Fizeram você querer morango do amor, Labubu e outras tendências; como o algoritmo manipula sua mente
Na neurociência, chamamos isso de priming cognitivo, um fenômeno psicológico que explica como pequenos estímulos, muitas vezes imperceptíveis
Um dia você estava bem comendo seu iogurte natural. No outro, já estava procurando desesperadamente onde comprar o morango do amor. Aquele docinho vermelho, brilhante, caramelizado e montado no palito, que viralizou nas redes sociais em segundos. Nunca sentiu vontade de comer aquilo antes.

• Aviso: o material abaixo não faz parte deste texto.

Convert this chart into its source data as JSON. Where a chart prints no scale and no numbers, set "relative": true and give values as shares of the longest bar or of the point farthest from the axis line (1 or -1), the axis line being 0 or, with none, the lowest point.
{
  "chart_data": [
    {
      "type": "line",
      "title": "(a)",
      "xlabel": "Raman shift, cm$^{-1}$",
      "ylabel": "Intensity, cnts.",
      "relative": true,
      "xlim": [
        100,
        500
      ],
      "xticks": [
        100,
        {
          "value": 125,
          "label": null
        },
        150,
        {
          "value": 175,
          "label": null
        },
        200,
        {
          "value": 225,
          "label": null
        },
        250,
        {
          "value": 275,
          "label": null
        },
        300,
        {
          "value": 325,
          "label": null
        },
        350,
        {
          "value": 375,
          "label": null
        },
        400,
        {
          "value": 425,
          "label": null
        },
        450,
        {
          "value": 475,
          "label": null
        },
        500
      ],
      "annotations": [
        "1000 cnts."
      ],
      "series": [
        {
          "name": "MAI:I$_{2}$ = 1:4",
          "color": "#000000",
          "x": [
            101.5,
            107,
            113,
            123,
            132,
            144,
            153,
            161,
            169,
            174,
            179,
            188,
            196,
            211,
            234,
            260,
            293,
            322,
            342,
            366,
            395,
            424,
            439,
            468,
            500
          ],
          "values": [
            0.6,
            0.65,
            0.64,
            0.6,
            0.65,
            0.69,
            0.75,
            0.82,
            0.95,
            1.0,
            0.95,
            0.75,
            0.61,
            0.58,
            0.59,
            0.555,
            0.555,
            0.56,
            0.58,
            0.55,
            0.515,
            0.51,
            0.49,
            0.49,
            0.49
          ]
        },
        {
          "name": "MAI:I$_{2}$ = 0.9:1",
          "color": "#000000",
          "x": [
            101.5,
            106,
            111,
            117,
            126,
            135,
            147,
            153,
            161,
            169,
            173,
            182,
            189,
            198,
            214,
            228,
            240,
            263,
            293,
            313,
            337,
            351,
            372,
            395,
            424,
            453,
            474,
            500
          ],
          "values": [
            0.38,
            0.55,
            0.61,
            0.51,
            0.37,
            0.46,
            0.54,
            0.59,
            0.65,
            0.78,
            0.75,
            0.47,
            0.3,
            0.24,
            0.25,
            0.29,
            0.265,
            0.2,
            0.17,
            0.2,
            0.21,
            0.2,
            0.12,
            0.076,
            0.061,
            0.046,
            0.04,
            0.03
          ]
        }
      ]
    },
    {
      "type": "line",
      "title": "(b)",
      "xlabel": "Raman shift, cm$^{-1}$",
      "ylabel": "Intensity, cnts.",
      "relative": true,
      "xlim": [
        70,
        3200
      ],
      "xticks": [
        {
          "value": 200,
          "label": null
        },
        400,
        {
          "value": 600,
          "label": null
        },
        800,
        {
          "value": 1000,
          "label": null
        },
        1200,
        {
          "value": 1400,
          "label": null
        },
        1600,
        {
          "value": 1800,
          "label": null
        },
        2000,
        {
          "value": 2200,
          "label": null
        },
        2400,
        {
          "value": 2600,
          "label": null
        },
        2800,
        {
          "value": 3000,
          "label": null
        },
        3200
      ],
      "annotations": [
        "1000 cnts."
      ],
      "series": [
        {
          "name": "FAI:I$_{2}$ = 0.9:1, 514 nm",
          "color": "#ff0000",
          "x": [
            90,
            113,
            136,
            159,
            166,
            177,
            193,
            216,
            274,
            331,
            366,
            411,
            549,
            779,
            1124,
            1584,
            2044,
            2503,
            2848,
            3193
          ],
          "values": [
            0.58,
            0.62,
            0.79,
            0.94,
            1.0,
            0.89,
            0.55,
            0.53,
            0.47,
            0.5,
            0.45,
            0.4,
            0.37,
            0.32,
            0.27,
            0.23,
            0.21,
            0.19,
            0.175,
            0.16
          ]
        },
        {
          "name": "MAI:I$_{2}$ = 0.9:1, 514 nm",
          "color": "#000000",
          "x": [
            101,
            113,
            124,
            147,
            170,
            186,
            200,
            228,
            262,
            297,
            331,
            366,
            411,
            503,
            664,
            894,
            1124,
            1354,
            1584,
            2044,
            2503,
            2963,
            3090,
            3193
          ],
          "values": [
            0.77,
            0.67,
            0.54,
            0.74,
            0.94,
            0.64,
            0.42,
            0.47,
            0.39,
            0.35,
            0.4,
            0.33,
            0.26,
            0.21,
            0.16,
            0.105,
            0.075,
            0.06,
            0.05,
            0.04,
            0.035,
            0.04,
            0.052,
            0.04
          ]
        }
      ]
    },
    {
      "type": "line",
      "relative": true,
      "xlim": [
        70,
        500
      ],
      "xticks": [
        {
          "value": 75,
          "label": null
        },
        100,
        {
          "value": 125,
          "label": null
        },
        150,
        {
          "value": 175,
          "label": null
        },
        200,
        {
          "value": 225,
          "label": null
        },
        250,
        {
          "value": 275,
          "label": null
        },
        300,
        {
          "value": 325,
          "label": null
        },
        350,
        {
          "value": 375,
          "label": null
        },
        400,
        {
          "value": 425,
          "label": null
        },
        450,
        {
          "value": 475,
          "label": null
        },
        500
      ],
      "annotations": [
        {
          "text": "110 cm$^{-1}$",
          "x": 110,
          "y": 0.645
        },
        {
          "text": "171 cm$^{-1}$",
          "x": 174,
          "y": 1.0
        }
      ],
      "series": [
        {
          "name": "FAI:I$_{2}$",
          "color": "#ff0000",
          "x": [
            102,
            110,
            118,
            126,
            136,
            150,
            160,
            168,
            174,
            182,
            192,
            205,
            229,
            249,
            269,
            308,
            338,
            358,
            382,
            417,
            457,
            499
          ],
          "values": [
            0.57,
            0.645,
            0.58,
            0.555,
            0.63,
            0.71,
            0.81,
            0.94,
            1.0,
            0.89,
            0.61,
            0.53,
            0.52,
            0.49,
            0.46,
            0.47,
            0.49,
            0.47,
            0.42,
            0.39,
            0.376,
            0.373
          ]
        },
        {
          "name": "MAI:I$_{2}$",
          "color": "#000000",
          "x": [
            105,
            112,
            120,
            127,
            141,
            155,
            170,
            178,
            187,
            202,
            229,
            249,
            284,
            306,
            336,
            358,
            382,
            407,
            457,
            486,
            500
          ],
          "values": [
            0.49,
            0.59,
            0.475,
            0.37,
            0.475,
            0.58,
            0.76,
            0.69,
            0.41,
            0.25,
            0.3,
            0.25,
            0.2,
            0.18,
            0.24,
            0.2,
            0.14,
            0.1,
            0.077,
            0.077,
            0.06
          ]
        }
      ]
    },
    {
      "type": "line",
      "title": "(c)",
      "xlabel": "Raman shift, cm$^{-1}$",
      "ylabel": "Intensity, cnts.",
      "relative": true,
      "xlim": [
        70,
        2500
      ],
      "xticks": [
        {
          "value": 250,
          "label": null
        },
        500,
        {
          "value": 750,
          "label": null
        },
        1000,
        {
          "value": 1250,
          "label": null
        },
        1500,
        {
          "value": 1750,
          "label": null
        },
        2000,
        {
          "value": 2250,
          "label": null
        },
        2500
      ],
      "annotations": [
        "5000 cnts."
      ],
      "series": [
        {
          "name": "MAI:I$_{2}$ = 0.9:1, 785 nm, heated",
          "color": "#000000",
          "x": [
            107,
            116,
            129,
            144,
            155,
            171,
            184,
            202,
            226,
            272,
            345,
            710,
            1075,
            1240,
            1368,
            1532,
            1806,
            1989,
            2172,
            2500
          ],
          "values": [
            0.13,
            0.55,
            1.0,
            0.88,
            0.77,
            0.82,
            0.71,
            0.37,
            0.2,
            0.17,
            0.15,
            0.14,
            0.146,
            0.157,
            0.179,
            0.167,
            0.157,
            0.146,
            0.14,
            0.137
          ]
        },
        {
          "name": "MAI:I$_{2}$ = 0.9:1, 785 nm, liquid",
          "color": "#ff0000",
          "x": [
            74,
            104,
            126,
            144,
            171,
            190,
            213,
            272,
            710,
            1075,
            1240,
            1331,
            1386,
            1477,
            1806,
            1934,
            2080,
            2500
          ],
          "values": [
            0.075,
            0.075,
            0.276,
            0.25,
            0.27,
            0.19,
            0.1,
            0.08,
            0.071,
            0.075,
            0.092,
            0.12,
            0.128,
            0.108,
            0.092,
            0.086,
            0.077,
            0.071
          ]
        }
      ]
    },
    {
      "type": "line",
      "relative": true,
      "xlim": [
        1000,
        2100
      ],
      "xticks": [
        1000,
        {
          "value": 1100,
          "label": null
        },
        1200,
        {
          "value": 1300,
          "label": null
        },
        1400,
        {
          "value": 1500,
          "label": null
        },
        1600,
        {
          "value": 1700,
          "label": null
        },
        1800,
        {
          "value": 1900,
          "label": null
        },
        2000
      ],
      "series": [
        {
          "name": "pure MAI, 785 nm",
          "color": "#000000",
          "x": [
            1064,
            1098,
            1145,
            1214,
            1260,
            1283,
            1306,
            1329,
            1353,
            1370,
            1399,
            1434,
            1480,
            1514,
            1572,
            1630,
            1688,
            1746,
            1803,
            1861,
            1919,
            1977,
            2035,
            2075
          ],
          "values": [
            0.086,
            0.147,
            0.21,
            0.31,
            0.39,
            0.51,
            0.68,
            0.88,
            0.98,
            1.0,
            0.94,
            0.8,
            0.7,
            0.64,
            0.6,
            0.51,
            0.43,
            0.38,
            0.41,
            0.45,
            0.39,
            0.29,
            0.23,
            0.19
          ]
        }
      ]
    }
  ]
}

Mas, de repente, parecia que o mundo todo estava saboreando algo que precisava provar.
Priming cognitivo
Essa vontade repentina não nasceu aí dentro, mas foi plantada. Na neurociência, chamamos isso de priming cognitivo, um fenômeno psicológico que explica como pequenos estímulos, muitas vezes imperceptíveis, ativam predisposições em nosso cérebro e influenciam nossas decisões sem que percebamos. É como se alguém soprasse uma ideia no seu ouvido, mas de forma tão sutil que jura que foi você quem pensou nela.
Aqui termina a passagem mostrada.